Implicit Regularization and Generalization

Beyond raw efficiency, SNOO exhibits intriguing implicit regularization properties. The paper discusses two key observations: SNOO encourages smaller $\ell_2$ -norms of model weights, and it shows resilience to overfitting when training on data with repeated inputs. These characteristics suggest that SNOO not only speeds up convergence but also improves model robustness, potentially contributing to better generalization.

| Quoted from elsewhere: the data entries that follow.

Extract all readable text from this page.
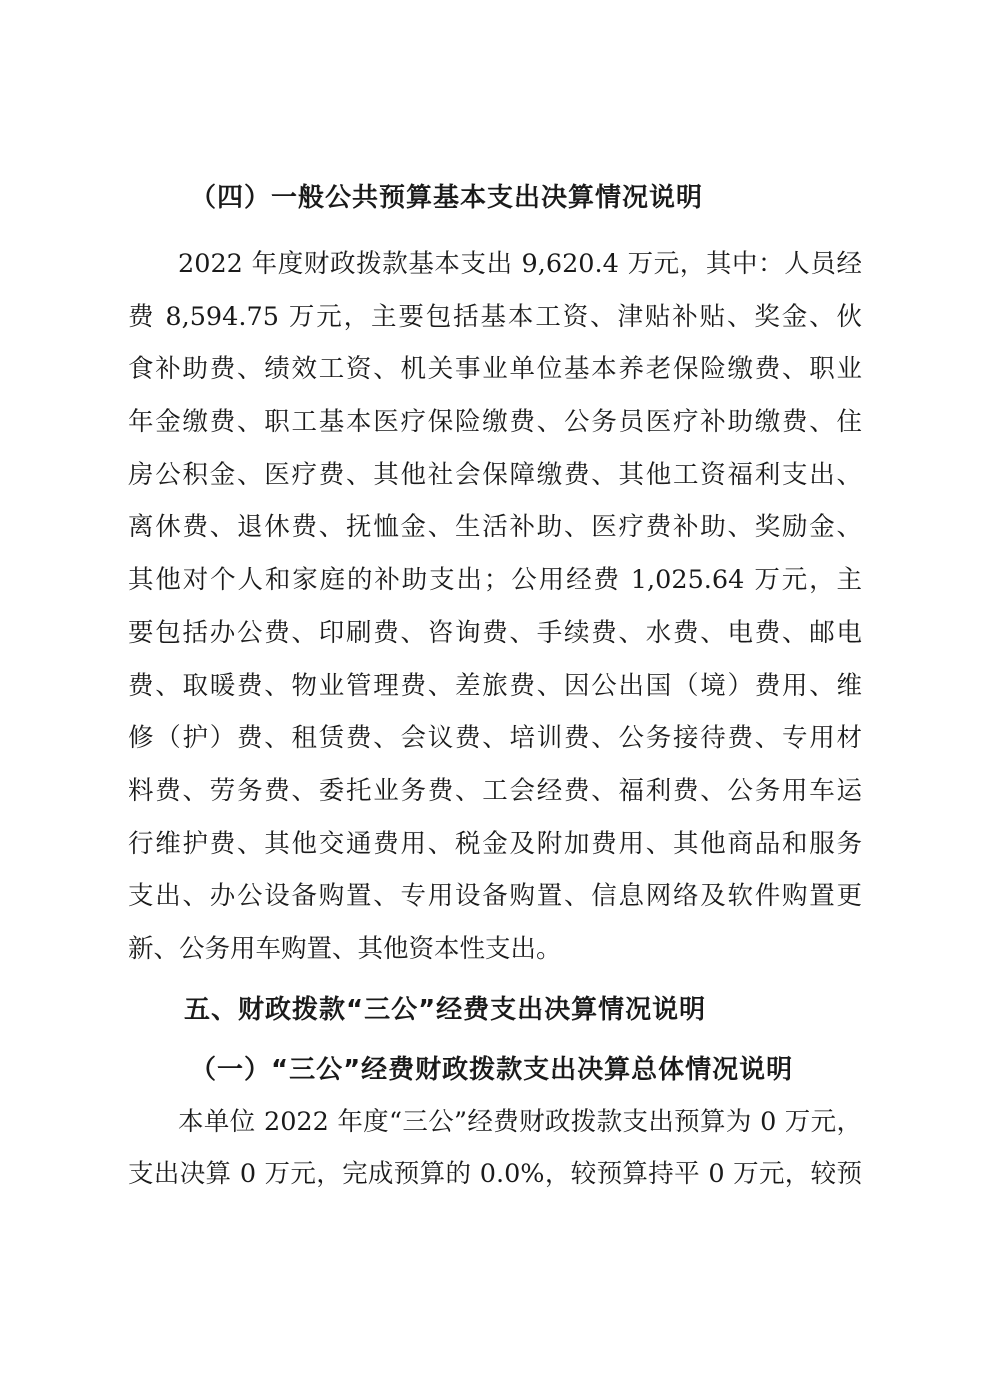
（四）一般公共预算基本支出决算情况说明
2022 年度财政拨款基本支出 9,620.4 万元，其中：人员经
费 8,594.75 万元，主要包括基本工资、津贴补贴、奖金、伙
食补助费、绩效工资、机关事业单位基本养老保险缴费、职业
年金缴费、职工基本医疗保险缴费、公务员医疗补助缴费、住
房公积金、医疗费、其他社会保障缴费、其他工资福利支出、
离休费、退休费、抚恤金、生活补助、医疗费补助、奖励金、
其他对个人和家庭的补助支出；公用经费 1,025.64 万元，主
要包括办公费、印刷费、咨询费、手续费、水费、电费、邮电
费、取暖费、物业管理费、差旅费、因公出国（境）费用、维
修（护）费、租赁费、会议费、培训费、公务接待费、专用材
料费、劳务费、委托业务费、工会经费、福利费、公务用车运
行维护费、其他交通费用、税金及附加费用、其他商品和服务
支出、办公设备购置、专用设备购置、信息网络及软件购置更
新、公务用车购置、其他资本性支出。
五、财政拨款“三公”经费支出决算情况说明
（一）“三公”经费财政拨款支出决算总体情况说明
本单位 2022 年度“三公”经费财政拨款支出预算为 0 万元，
支出决算 0 万元，完成预算的 0.0%，较预算持平 0 万元，较预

Figure 4: SNOO (with AdamW as the inner optimizer) encourages smaller $\ell_2$ -norms of the model weights compared to AdamW, with weight norms continually decreasing as training progresses.

Systems Implications

From a systems perspective, SNOO is efficient in terms of additional computational and memory resources. The overhead introduced by the outer update is minimal, making it compatible with parallel computing frameworks like Fully-Sharded Data Parallelism (FSDP). This positions SNOO as a scalable and practical solution for training large-scale LLMs in both academic research and industry settings.

Conclusion

SNOO represents an effective optimization strategy that integrates Nesterov momentum with pseudo-gradients, offering significant compute efficiency gains without sacrificing model performance or generalization. Its utility spans across different model architectures and scales, providing a robust approach suitable for the ongoing quest to train ever-larger LLMs. Future research could explore deeper theoretical underpinnings of SNOO's regularization effects and extend its application to more diverse machine learning tasks.